Stanford University graduates and serial entrepreneurs David Dindi and Marco Alban co-founded Atomic in 2020. Business Insider reported last year that Atomic was one of the first 16 minority-founded startups to nab deals from Softbank’s $100 million Opportunity Fund.
Dindi, CEO of Atomic, said any fintech or bank that wants to stay competitive and be a customer’s primary financial relationship must include investing in its platform.
“We are building critical infrastructure that will make wealth-building accessible to every single human being,” Dindi told FinLedger.
For many providers of financial services, APIs are an increasingly vital part of the equation. APIs enable the secure, rapid exchange of financial data for a whole host of purposes. A 2020 survey by fintech company Finastra found that 86% of global banks were looking at using open APIs to enable open-banking capabilities over the next 12 months.
“Financial institutions that can meet changing consumer behaviors and provide an API-based approach are well-positioned to build and define the financial services of the future,” Plaid, a pioneer in fintech APIs, says on its website.
API-powered Atomic offers an array of investment capabilities, including direct indexing, ESG investing and multi-currency trading across 60 global markets. Atomic says it’s the only company to provide these services without account minimums.
With the new funding, Atomic plans to scale up its capacity to handle more than 3 million investment accounts, Dindi said.
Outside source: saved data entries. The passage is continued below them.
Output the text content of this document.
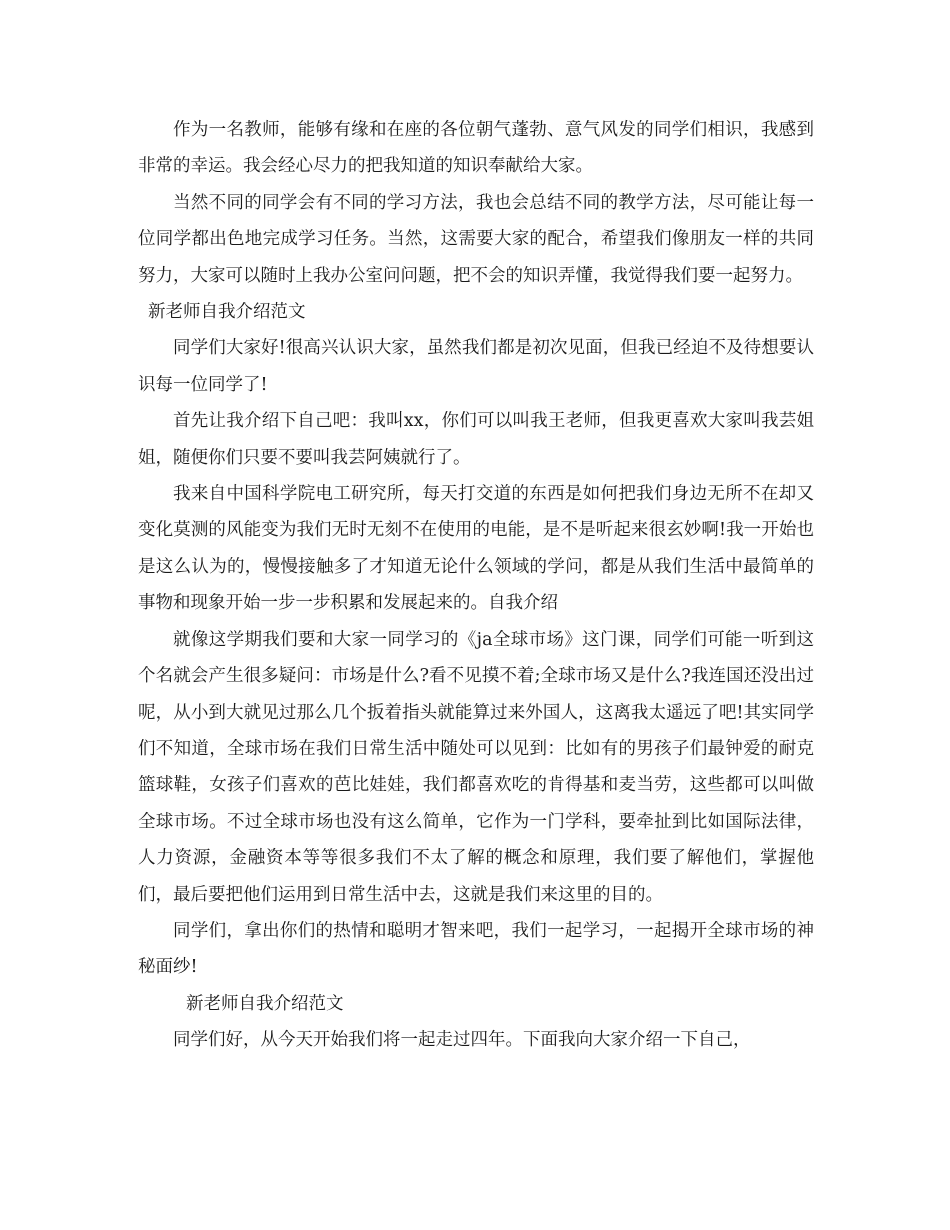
作为一名教师，能够有缘和在座的各位朝气蓬勃、意气风发的同学们相识，我感到非常的幸运。我会经心尽力的把我知道的知识奉献给大家。

当然不同的同学会有不同的学习方法，我也会总结不同的教学方法，尽可能让每一位同学都出色地完成学习任务。当然，这需要大家的配合，希望我们像朋友一样的共同努力，大家可以随时上我办公室问问题，把不会的知识弄懂，我觉得我们要一起努力。

新老师自我介绍范文

同学们大家好!很高兴认识大家，虽然我们都是初次见面，但我已经迫不及待想要认识每一位同学了!

首先让我介绍下自己吧：我叫xx，你们可以叫我王老师，但我更喜欢大家叫我芸姐姐，随便你们只要不要叫我芸阿姨就行了。

我来自中国科学院电工研究所，每天打交道的东西是如何把我们身边无所不在却又变化莫测的风能变为我们无时无刻不在使用的电能，是不是听起来很玄妙啊!我一开始也是这么认为的，慢慢接触多了才知道无论什么领域的学问，都是从我们生活中最简单的事物和现象开始一步一步积累和发展起来的。自我介绍

就像这学期我们要和大家一同学习的《ja全球市场》这门课，同学们可能一听到这个名就会产生很多疑问：市场是什么?看不见摸不着;全球市场又是什么?我连国还没出过呢，从小到大就见过那么几个扳着指头就能算过来外国人，这离我太遥远了吧!其实同学们不知道，全球市场在我们日常生活中随处可以见到：比如有的男孩子们最钟爱的耐克篮球鞋，女孩子们喜欢的芭比娃娃，我们都喜欢吃的肯得基和麦当劳，这些都可以叫做全球市场。不过全球市场也没有这么简单，它作为一门学科，要牵扯到比如国际法律，人力资源，金融资本等等很多我们不太了解的概念和原理，我们要了解他们，掌握他们，最后要把他们运用到日常生活中去，这就是我们来这里的目的。

同学们，拿出你们的热情和聪明才智来吧，我们一起学习，一起揭开全球市场的神秘面纱!

新老师自我介绍范文

同学们好，从今天开始我们将一起走过四年。下面我向大家介绍一下自己，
To accomplish that, the startup will expand its workforce from 16 to 50 members, with an emphasis on hiring people for the engineering, sales, operations and legal teams.
“What we see is that fintechs and other consumer-facing companies want to offer savings and investment, but most have come to market with very limited product offerings — only single stock trading or only ETF investing,” said Amias Gerety, a partner at QED Investors.
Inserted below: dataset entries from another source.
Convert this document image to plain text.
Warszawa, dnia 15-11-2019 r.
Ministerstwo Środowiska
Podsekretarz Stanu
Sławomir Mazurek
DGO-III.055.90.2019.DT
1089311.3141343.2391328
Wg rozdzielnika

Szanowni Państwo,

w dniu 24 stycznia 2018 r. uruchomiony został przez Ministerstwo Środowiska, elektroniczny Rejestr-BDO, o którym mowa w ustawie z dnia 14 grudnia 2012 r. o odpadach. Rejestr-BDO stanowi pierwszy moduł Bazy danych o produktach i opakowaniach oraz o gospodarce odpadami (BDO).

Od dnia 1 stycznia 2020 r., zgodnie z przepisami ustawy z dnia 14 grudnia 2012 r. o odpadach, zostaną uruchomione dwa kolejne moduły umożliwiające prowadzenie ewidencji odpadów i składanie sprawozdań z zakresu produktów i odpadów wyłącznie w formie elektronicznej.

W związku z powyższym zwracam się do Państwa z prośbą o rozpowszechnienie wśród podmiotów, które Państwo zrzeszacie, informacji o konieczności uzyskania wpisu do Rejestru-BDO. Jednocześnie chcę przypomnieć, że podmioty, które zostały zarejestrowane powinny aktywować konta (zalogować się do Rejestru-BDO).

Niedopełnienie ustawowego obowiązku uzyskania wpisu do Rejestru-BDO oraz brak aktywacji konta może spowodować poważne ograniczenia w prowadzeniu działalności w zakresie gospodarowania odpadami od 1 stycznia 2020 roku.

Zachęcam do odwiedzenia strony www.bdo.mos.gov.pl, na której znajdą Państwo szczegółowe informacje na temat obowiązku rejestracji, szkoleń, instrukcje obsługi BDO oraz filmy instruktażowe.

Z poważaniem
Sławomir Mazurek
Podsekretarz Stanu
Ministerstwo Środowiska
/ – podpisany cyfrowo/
“Atomic provides cutting-edge solutions so that their partners can offer both of these products easily, but also offer advanced features like ESG, direct indexing and tax-loss harvesting that are usually only available for accounts with hundreds of thousands of dollars in them,” added Gerety.
One of Atomic’s partners is Upside, whose app converts student loan debt into investment opportunities. With Atomic’s API, Upside built a wealth management product that lets customers refinance their student loans and invest the savings.
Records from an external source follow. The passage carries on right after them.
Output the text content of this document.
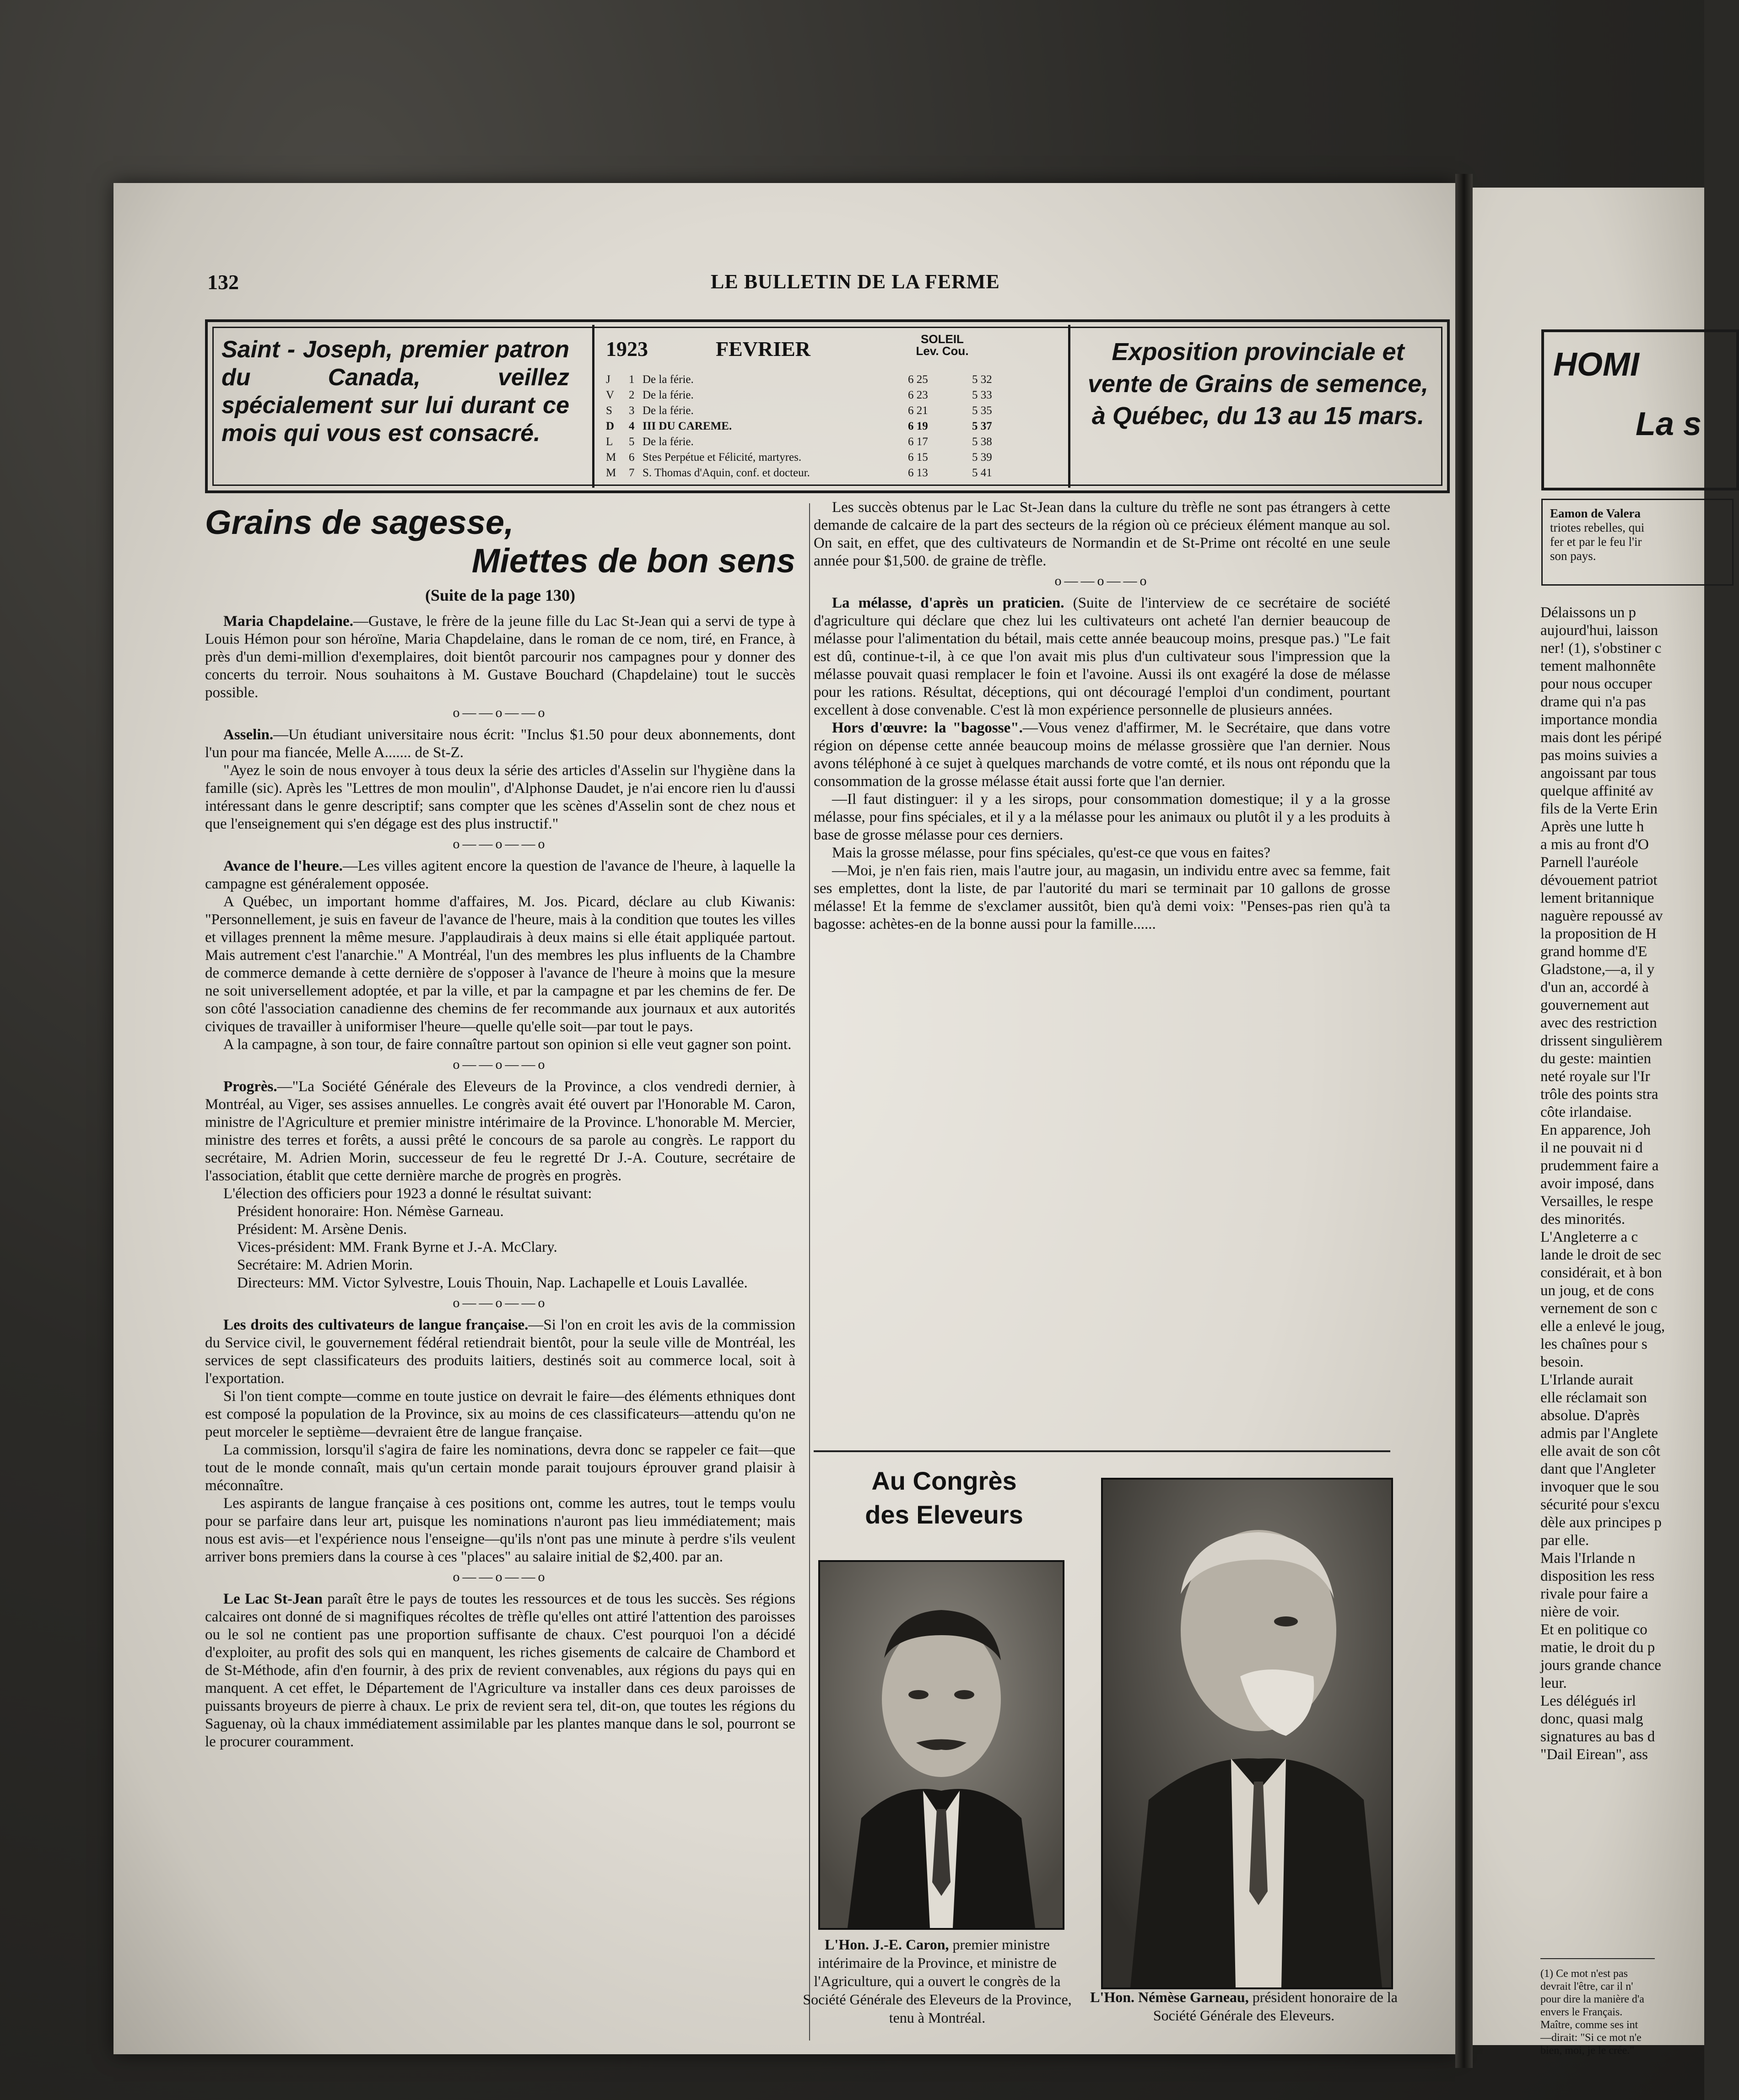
132	LE BULLETIN DE LA FERME
Saint - Joseph, premier patron du Canada, veillez spécialement sur lui durant ce mois qui vous est consacré.
1923	FEVRIER	SOLEIL
Lev. Cou.
J 1 De la férie.	6 25	5 32
V 2 De la férie.	6 23	5 33
S 3 De la férie.	6 21	5 35
D 4 III DU CAREME.	6 19	5 37
L 5 De la férie.	6 17	5 38
M 6 Stes Perpétue et Félicité, martyres.	6 15	5 39
M 7 S. Thomas d'Aquin, conf. et docteur.	6 13	5 41
Exposition provinciale et vente de Grains de semence, à Québec, du 13 au 15 mars.
Grains de sagesse,
Miettes de bon sens
(Suite de la page 130)

Maria Chapdelaine.—Gustave, le frère de la jeune fille du Lac St-Jean qui a servi de type à Louis Hémon pour son héroïne, Maria Chapdelaine, dans le roman de ce nom, tiré, en France, à près d'un demi-million d'exemplaires, doit bientôt parcourir nos campagnes pour y donner des concerts du terroir. Nous souhaitons à M. Gustave Bouchard (Chapdelaine) tout le succès possible.

o——o——o

Asselin.—Un étudiant universitaire nous écrit: "Inclus $1.50 pour deux abonnements, dont l'un pour ma fiancée, Melle A....... de St-Z.

"Ayez le soin de nous envoyer à tous deux la série des articles d'Asselin sur l'hygiène dans la famille (sic). Après les "Lettres de mon moulin", d'Alphonse Daudet, je n'ai encore rien lu d'aussi intéressant dans le genre descriptif; sans compter que les scènes d'Asselin sont de chez nous et que l'enseignement qui s'en dégage est des plus instructif."

o——o——o

Avance de l'heure.—Les villes agitent encore la question de l'avance de l'heure, à laquelle la campagne est généralement opposée.

A Québec, un important homme d'affaires, M. Jos. Picard, déclare au club Kiwanis: "Personnellement, je suis en faveur de l'avance de l'heure, mais à la condition que toutes les villes et villages prennent la même mesure. J'applaudirais à deux mains si elle était appliquée partout. Mais autrement c'est l'anarchie." A Montréal, l'un des membres les plus influents de la Chambre de commerce demande à cette dernière de s'opposer à l'avance de l'heure à moins que la mesure ne soit universellement adoptée, et par la ville, et par la campagne et par les chemins de fer. De son côté l'association canadienne des chemins de fer recommande aux journaux et aux autorités civiques de travailler à uniformiser l'heure—quelle qu'elle soit—par tout le pays.

A la campagne, à son tour, de faire connaître partout son opinion si elle veut gagner son point.

o——o——o

Progrès.—"La Société Générale des Eleveurs de la Province, a clos vendredi dernier, à Montréal, au Viger, ses assises annuelles. Le congrès avait été ouvert par l'Honorable M. Caron, ministre de l'Agriculture et premier ministre intérimaire de la Province. L'honorable M. Mercier, ministre des terres et forêts, a aussi prêté le concours de sa parole au congrès. Le rapport du secrétaire, M. Adrien Morin, successeur de feu le regretté Dr J.-A. Couture, secrétaire de l'association, établit que cette dernière marche de progrès en progrès.

L'élection des officiers pour 1923 a donné le résultat suivant:

Président honoraire: Hon. Némèse Garneau.

Président: M. Arsène Denis.

Vices-président: MM. Frank Byrne et J.-A. McClary.

Secrétaire: M. Adrien Morin.

Directeurs: MM. Victor Sylvestre, Louis Thouin, Nap. Lachapelle et Louis Lavallée.

o——o——o

Les droits des cultivateurs de langue française.—Si l'on en croit les avis de la commission du Service civil, le gouvernement fédéral retiendrait bientôt, pour la seule ville de Montréal, les services de sept classificateurs des produits laitiers, destinés soit au commerce local, soit à l'exportation.

Si l'on tient compte—comme en toute justice on devrait le faire—des éléments ethniques dont est composé la population de la Province, six au moins de ces classificateurs—attendu qu'on ne peut morceler le septième—devraient être de langue française.

La commission, lorsqu'il s'agira de faire les nominations, devra donc se rappeler ce fait—que tout de le monde connaît, mais qu'un certain monde parait toujours éprouver grand plaisir à méconnaître.

Les aspirants de langue française à ces positions ont, comme les autres, tout le temps voulu pour se parfaire dans leur art, puisque les nominations n'auront pas lieu immédiatement; mais nous est avis—et l'expérience nous l'enseigne—qu'ils n'ont pas une minute à perdre s'ils veulent arriver bons premiers dans la course à ces "places" au salaire initial de $2,400. par an.

o——o——o

Le Lac St-Jean paraît être le pays de toutes les ressources et de tous les succès. Ses régions calcaires ont donné de si magnifiques récoltes de trèfle qu'elles ont attiré l'attention des paroisses ou le sol ne contient pas une proportion suffisante de chaux. C'est pourquoi l'on a décidé d'exploiter, au profit des sols qui en manquent, les riches gisements de calcaire de Chambord et de St-Méthode, afin d'en fournir, à des prix de revient convenables, aux régions du pays qui en manquent. A cet effet, le Département de l'Agriculture va installer dans ces deux paroisses de puissants broyeurs de pierre à chaux. Le prix de revient sera tel, dit-on, que toutes les régions du Saguenay, où la chaux immédiatement assimilable par les plantes manque dans le sol, pourront se le procurer couramment.

Les succès obtenus par le Lac St-Jean dans la culture du trèfle ne sont pas étrangers à cette demande de calcaire de la part des secteurs de la région où ce précieux élément manque au sol. On sait, en effet, que des cultivateurs de Normandin et de St-Prime ont récolté en une seule année pour $1,500. de graine de trèfle.

o——o——o

La mélasse, d'après un praticien. (Suite de l'interview de ce secrétaire de société d'agriculture qui déclare que chez lui les cultivateurs ont acheté l'an dernier beaucoup de mélasse pour l'alimentation du bétail, mais cette année beaucoup moins, presque pas.) "Le fait est dû, continue-t-il, à ce que l'on avait mis plus d'un cultivateur sous l'impression que la mélasse pouvait quasi remplacer le foin et l'avoine. Aussi ils ont exagéré la dose de mélasse pour les rations. Résultat, déceptions, qui ont découragé l'emploi d'un condiment, pourtant excellent à dose convenable. C'est là mon expérience personnelle de plusieurs années.

Hors d'œuvre: la "bagosse".—Vous venez d'affirmer, M. le Secrétaire, que dans votre région on dépense cette année beaucoup moins de mélasse grossière que l'an dernier. Nous avons téléphoné à ce sujet à quelques marchands de votre comté, et ils nous ont répondu que la consommation de la grosse mélasse était aussi forte que l'an dernier.

—Il faut distinguer: il y a les sirops, pour consommation domestique; il y a la grosse mélasse, pour fins spéciales, et il y a la mélasse pour les animaux ou plutôt il y a les produits à base de grosse mélasse pour ces derniers.

Mais la grosse mélasse, pour fins spéciales, qu'est-ce que vous en faites?

—Moi, je n'en fais rien, mais l'autre jour, au magasin, un individu entre avec sa femme, fait ses emplettes, dont la liste, de par l'autorité du mari se terminait par 10 gallons de grosse mélasse! Et la femme de s'exclamer aussitôt, bien qu'à demi voix: "Penses-pas rien qu'à ta bagosse: achètes-en de la bonne aussi pour la famille......

Au Congrès
des Eleveurs
L'Hon. J.-E. Caron, premier ministre intérimaire de la Province, et ministre de l'Agriculture, qui a ouvert le congrès de la Société Générale des Eleveurs de la Province, tenu à Montréal.
L'Hon. Némèse Garneau, président honoraire de la Société Générale des Eleveurs.
HOMI
La s
Eamon de Valera
triotes rebelles, qui
fer et par le feu l'ir
son pays.
Délaissons un p
aujourd'hui, laisson
ner! (1), s'obstiner c
tement malhonnête
pour nous occuper
drame qui n'a pas
importance mondia
mais dont les péripé
pas moins suivies a
angoissant par tous
quelque affinité av
fils de la Verte Erin
Après une lutte h
a mis au front d'O
Parnell l'auréole
dévouement patriot
lement britannique
naguère repoussé av
la proposition de H
grand homme d'E
Gladstone,—a, il y
d'un an, accordé à
gouvernement aut
avec des restriction
drissent singulièrem
du geste: maintien
neté royale sur l'Ir
trôle des points stra
côte irlandaise.
En apparence, Joh
il ne pouvait ni d
prudemment faire a
avoir imposé, dans
Versailles, le respe
des minorités.
L'Angleterre a c
lande le droit de sec
considérait, et à bon
un joug, et de cons
vernement de son c
elle a enlevé le joug,
les chaînes pour s
besoin.
L'Irlande aurait
elle réclamait son
absolue. D'après
admis par l'Anglete
elle avait de son côt
dant que l'Angleter
invoquer que le sou
sécurité pour s'excu
dèle aux principes p
par elle.
Mais l'Irlande n
disposition les ress
rivale pour faire a
nière de voir.
Et en politique co
matie, le droit du p
jours grande chance
leur.
Les délégués irl
donc, quasi malg
signatures au bas d
"Dail Eirean", ass
(1) Ce mot n'est pas
devrait l'être, car il n'
pour dire la manière d'a
envers le Français.
Maître, comme ses int
—dirait: "Si ce mot n'e
bien, moi, je le crée."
Before Atomic, Dindi co-founded Clariful Health, which enabled large healthcare systems to apply deep learning to electronic health records to streamline patient care. Previously, he handled quantitative investment strategies for Makena Capital, a global investment firm with about $19 billion in assets under management.
Prior to Atomic, Alban — the startup’s chief technology officer — co-led a team at software company UIPath that incorporated machine-learning models into APIs, allowing large banks, healthcare providers and retailers to plug AI automation into their workflows.